У Сони сразу образовалась большая груда денег. Чтобы не рассыпались, пришлось накрыть их подносом. Скоро по залу распространился слух, что губернаторская дочка торговала цветами на десять тысяч. Дело было неслыханное: все подходили и смотрели.

К концу вечера непроданными остались три розы. Опять подошел Броцкий, опять тяжело дышал, смотрел на Соню, заплатил за каждую розу по триста рублей и сказал:

– Я дарю вам их, эти розы. Но с условием, что вы никому больше не продадите их. Никому. А поставите их у себя в комнате, на столе. Согласны?

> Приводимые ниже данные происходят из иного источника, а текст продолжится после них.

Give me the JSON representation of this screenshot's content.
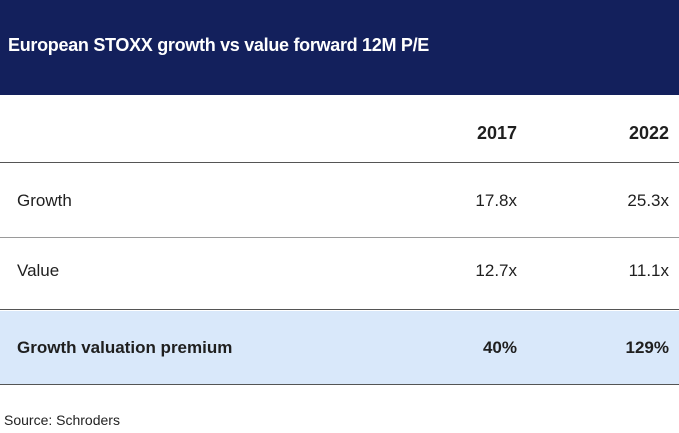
{
  "chart_data": {
    "type": "table",
    "title": "European STOXX growth vs value forward 12M P/E",
    "columns": [
      "",
      "2017",
      "2022"
    ],
    "rows": [
      {
        "label": "Growth",
        "values": [
          "17.8x",
          "25.3x"
        ]
      },
      {
        "label": "Value",
        "values": [
          "12.7x",
          "11.1x"
        ]
      },
      {
        "label": "Growth valuation premium",
        "values": [
          "40%",
          "129%"
        ]
      }
    ],
    "source": "Source: Schroders"
  },
  "colors": {
    "title_background": "#13205c",
    "title_text": "#ffffff",
    "highlight_row": "#d9e8fa"
  }
}
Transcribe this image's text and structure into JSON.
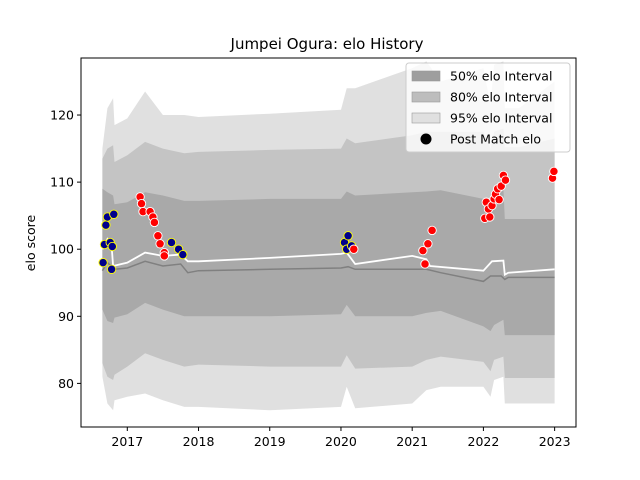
{
  "chart_data": {
    "type": "line",
    "title": "Jumpei Ogura: elo History",
    "xlabel": "",
    "ylabel": "elo score",
    "xlim": [
      2016.35,
      2023.3
    ],
    "ylim": [
      73.5,
      128.5
    ],
    "xticks": [
      2017,
      2018,
      2019,
      2020,
      2021,
      2022,
      2023
    ],
    "xtick_labels": [
      "2017",
      "2018",
      "2019",
      "2020",
      "2021",
      "2022",
      "2023"
    ],
    "yticks": [
      80,
      90,
      100,
      110,
      120
    ],
    "ytick_labels": [
      "80",
      "90",
      "100",
      "110",
      "120"
    ],
    "grid": false,
    "legend_position": "top-right",
    "legend": [
      {
        "label": "50% elo Interval",
        "kind": "band",
        "color": "#9e9e9e"
      },
      {
        "label": "80% elo Interval",
        "kind": "band",
        "color": "#bdbdbd"
      },
      {
        "label": "95% elo Interval",
        "kind": "band",
        "color": "#e0e0e0"
      },
      {
        "label": "Post Match elo",
        "kind": "marker",
        "color": "#000000"
      }
    ],
    "colors": {
      "band95": "#e0e0e0",
      "band80": "#c4c4c4",
      "band50": "#a9a9a9",
      "mean_line": "#ffffff",
      "median_line": "#808080",
      "win": "#ff0000",
      "loss": "#00008b",
      "loss_edge": "#ffff00",
      "win_edge": "#ffffff"
    },
    "band_x": [
      2016.65,
      2016.72,
      2016.8,
      2016.82,
      2017.0,
      2017.25,
      2017.5,
      2017.8,
      2018.0,
      2019.0,
      2020.0,
      2020.08,
      2020.2,
      2021.0,
      2021.2,
      2021.4,
      2022.0,
      2022.1,
      2022.15,
      2022.28,
      2022.3,
      2022.5,
      2023.0
    ],
    "band95_upper": [
      115,
      121,
      122.5,
      118.5,
      119.5,
      123.5,
      120,
      120,
      119.7,
      120.2,
      120.8,
      124,
      124,
      127,
      128,
      125,
      127,
      121.5,
      127.5,
      128,
      121,
      121,
      125
    ],
    "band95_lower": [
      81,
      77,
      76,
      77.5,
      78,
      78.5,
      77.5,
      76.5,
      76.5,
      76,
      76.5,
      79.5,
      76.3,
      77,
      79,
      79.5,
      79.5,
      78,
      80.5,
      81,
      77,
      77,
      77
    ],
    "band80_upper": [
      113.5,
      115,
      115.5,
      113,
      114,
      116,
      115,
      114.3,
      114.5,
      114.8,
      115,
      116.5,
      115.8,
      117,
      117.5,
      117.5,
      117.5,
      115,
      117.5,
      118,
      115.2,
      115.2,
      116.5
    ],
    "band80_lower": [
      83,
      81,
      80.5,
      81.3,
      82.5,
      84.5,
      83.5,
      82.5,
      82.8,
      82.5,
      82.5,
      84.2,
      82.2,
      82.5,
      83.5,
      84,
      83.2,
      81.8,
      83.5,
      84,
      80.8,
      80.8,
      80.8
    ],
    "band50_upper": [
      109,
      108.5,
      108,
      106.7,
      107,
      108.5,
      108,
      107.2,
      107.2,
      107.5,
      107.5,
      108.6,
      108,
      108.5,
      108.6,
      108.8,
      107.5,
      106,
      108,
      109,
      104.5,
      104.5,
      104.5
    ],
    "band50_lower": [
      91,
      89.3,
      89,
      89.8,
      90.3,
      92,
      91,
      90,
      90,
      90,
      90.3,
      91.7,
      90,
      90,
      90.5,
      90.8,
      88.5,
      87.8,
      88.7,
      89.5,
      87.2,
      87.2,
      87.2
    ],
    "series": [
      {
        "kind": "mean",
        "x": [
          2016.65,
          2016.72,
          2016.78,
          2016.8,
          2017.0,
          2017.25,
          2017.5,
          2017.75,
          2017.85,
          2018.0,
          2019.0,
          2020.0,
          2020.08,
          2020.2,
          2021.0,
          2021.2,
          2021.25,
          2022.0,
          2022.12,
          2022.28,
          2022.3,
          2022.35,
          2023.0
        ],
        "y": [
          100,
          101.5,
          100.5,
          97.5,
          98,
          99.5,
          99,
          99.2,
          98.2,
          98.2,
          98.7,
          99.3,
          99.5,
          97.8,
          99,
          98.5,
          97.5,
          96.8,
          98.2,
          98.3,
          96.2,
          96.5,
          97
        ]
      },
      {
        "kind": "median",
        "x": [
          2016.65,
          2016.72,
          2016.82,
          2017.0,
          2017.25,
          2017.5,
          2017.75,
          2017.85,
          2018.0,
          2019.0,
          2020.0,
          2020.1,
          2020.2,
          2021.0,
          2021.2,
          2021.4,
          2022.0,
          2022.1,
          2022.25,
          2022.3,
          2022.35,
          2023.0
        ],
        "y": [
          96.8,
          98,
          97,
          97.2,
          98.2,
          97.5,
          97.8,
          96.5,
          96.8,
          97,
          97.2,
          97.4,
          97,
          97,
          97,
          96.5,
          95.2,
          96,
          96,
          95.5,
          95.8,
          95.8
        ]
      }
    ],
    "post_match_elo": [
      {
        "x": 2016.66,
        "y": 98.0,
        "result": "loss"
      },
      {
        "x": 2016.68,
        "y": 100.7,
        "result": "loss"
      },
      {
        "x": 2016.7,
        "y": 103.6,
        "result": "loss"
      },
      {
        "x": 2016.72,
        "y": 104.8,
        "result": "loss"
      },
      {
        "x": 2016.76,
        "y": 101.0,
        "result": "loss"
      },
      {
        "x": 2016.78,
        "y": 97.0,
        "result": "loss"
      },
      {
        "x": 2016.79,
        "y": 100.4,
        "result": "loss"
      },
      {
        "x": 2016.81,
        "y": 105.2,
        "result": "loss"
      },
      {
        "x": 2017.18,
        "y": 107.8,
        "result": "win"
      },
      {
        "x": 2017.2,
        "y": 106.8,
        "result": "win"
      },
      {
        "x": 2017.22,
        "y": 105.6,
        "result": "win"
      },
      {
        "x": 2017.32,
        "y": 105.6,
        "result": "win"
      },
      {
        "x": 2017.36,
        "y": 104.8,
        "result": "win"
      },
      {
        "x": 2017.38,
        "y": 104.0,
        "result": "win"
      },
      {
        "x": 2017.43,
        "y": 102.0,
        "result": "win"
      },
      {
        "x": 2017.46,
        "y": 100.8,
        "result": "win"
      },
      {
        "x": 2017.52,
        "y": 99.5,
        "result": "win"
      },
      {
        "x": 2017.52,
        "y": 99.0,
        "result": "win"
      },
      {
        "x": 2017.62,
        "y": 101.0,
        "result": "loss"
      },
      {
        "x": 2017.72,
        "y": 100.0,
        "result": "loss"
      },
      {
        "x": 2017.78,
        "y": 99.2,
        "result": "loss"
      },
      {
        "x": 2020.05,
        "y": 101.0,
        "result": "loss"
      },
      {
        "x": 2020.08,
        "y": 100.0,
        "result": "loss"
      },
      {
        "x": 2020.1,
        "y": 102.0,
        "result": "loss"
      },
      {
        "x": 2020.15,
        "y": 100.5,
        "result": "loss"
      },
      {
        "x": 2020.18,
        "y": 100.0,
        "result": "win"
      },
      {
        "x": 2021.15,
        "y": 99.8,
        "result": "win"
      },
      {
        "x": 2021.18,
        "y": 97.8,
        "result": "win"
      },
      {
        "x": 2021.22,
        "y": 100.8,
        "result": "win"
      },
      {
        "x": 2021.28,
        "y": 102.8,
        "result": "win"
      },
      {
        "x": 2022.02,
        "y": 104.6,
        "result": "win"
      },
      {
        "x": 2022.04,
        "y": 107.0,
        "result": "win"
      },
      {
        "x": 2022.07,
        "y": 106.0,
        "result": "win"
      },
      {
        "x": 2022.09,
        "y": 104.8,
        "result": "win"
      },
      {
        "x": 2022.12,
        "y": 106.5,
        "result": "win"
      },
      {
        "x": 2022.15,
        "y": 107.5,
        "result": "win"
      },
      {
        "x": 2022.17,
        "y": 108.2,
        "result": "win"
      },
      {
        "x": 2022.2,
        "y": 109.0,
        "result": "win"
      },
      {
        "x": 2022.22,
        "y": 107.4,
        "result": "win"
      },
      {
        "x": 2022.25,
        "y": 109.4,
        "result": "win"
      },
      {
        "x": 2022.28,
        "y": 111.0,
        "result": "win"
      },
      {
        "x": 2022.31,
        "y": 110.3,
        "result": "win"
      },
      {
        "x": 2022.97,
        "y": 110.6,
        "result": "win"
      },
      {
        "x": 2022.99,
        "y": 111.6,
        "result": "win"
      }
    ]
  }
}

– Согласна, – ответила, улыбаясь, Соня.

Броцкий помялся на одном месте, густо покраснел и добавил хриплым голосом:

– И еще я хочу сказать вам два слова. Разрешите?

– Пожалуйста! – ответила Соня.

Броцкий еще больше заволновался, вытер платком лоб, сунул руку за борт, словно отыскивая что-то в боковом кармане, и вдруг смущенной скороговоркой сказал, заранее, видимо, приготовленную фразу:

– Я старик, я скоро умру, – вы поэтому можете мне поверить: вы – прекрасны. Я говорю правду. Вы – прекрасны.

Броцкий взглянул на нее своими слегка припухшими, но все же лучистыми показалось, слегка сверкнувшими глазами и добавил тихо:

– И желаю вам в жизни счастья! Большого счастья!

Сказал, быстро ушел и больше на вечере не показывался.

XXXIII

Было уже четыре часа утра, когда губернатор ожидал Соню внизу, в подъезде. Она оставила шубу в дамской раздевальной и теперь замешкалась. В передней было и навешано шуб, и навалено на барьер, и казалось, что в этом ворохе одежд никакой человеческий ум не сумеет разобраться.

Около клуба извозчики развели костер. Угро зимнее, тусклое было еще далеко; вокруг огня снег подтаял до черного пятна земли; по лицам людей скользили странные и яркие-пятна; около бульвара пофыркивали и стучали копытами озябшие, заиндевевшие кони. Снег сильно подмерз, полозья прорезывали его жестко и круто, он хрустел, и это было похоже на ворчанье потревоженного старика. Захотелось прокатиться.

– Холодизм отчаянный! – сказал Свирин, темный, большой, невидимый из-за огромного волчьего воротника.

Лошади взяли сильно, дружно: хотелось скорее согреться… Мелькали заснувшие дома, гостиницы с одиноким огоньком в подъездах, запертые магазины; фонари давали несливавшиеся друг с другом пятна света, освещая местами вывески и блестя острыми точками в окнах. Около женской гимназии завернули направо и по длинной, широкой улице быстро поехали к лесу. Кругом было пусто, темно и мертво. Только в окнах военного госпиталя матовыми четырехугольниками виднелся свет. Ехать против ветра было неприятно, и скоро повернули назад.

В доме сразу охватило теплом. У казаков, дежуривших в передней, был мятый, сонный вид, под глазами резко выделялись полукруглые, глубокие полосы.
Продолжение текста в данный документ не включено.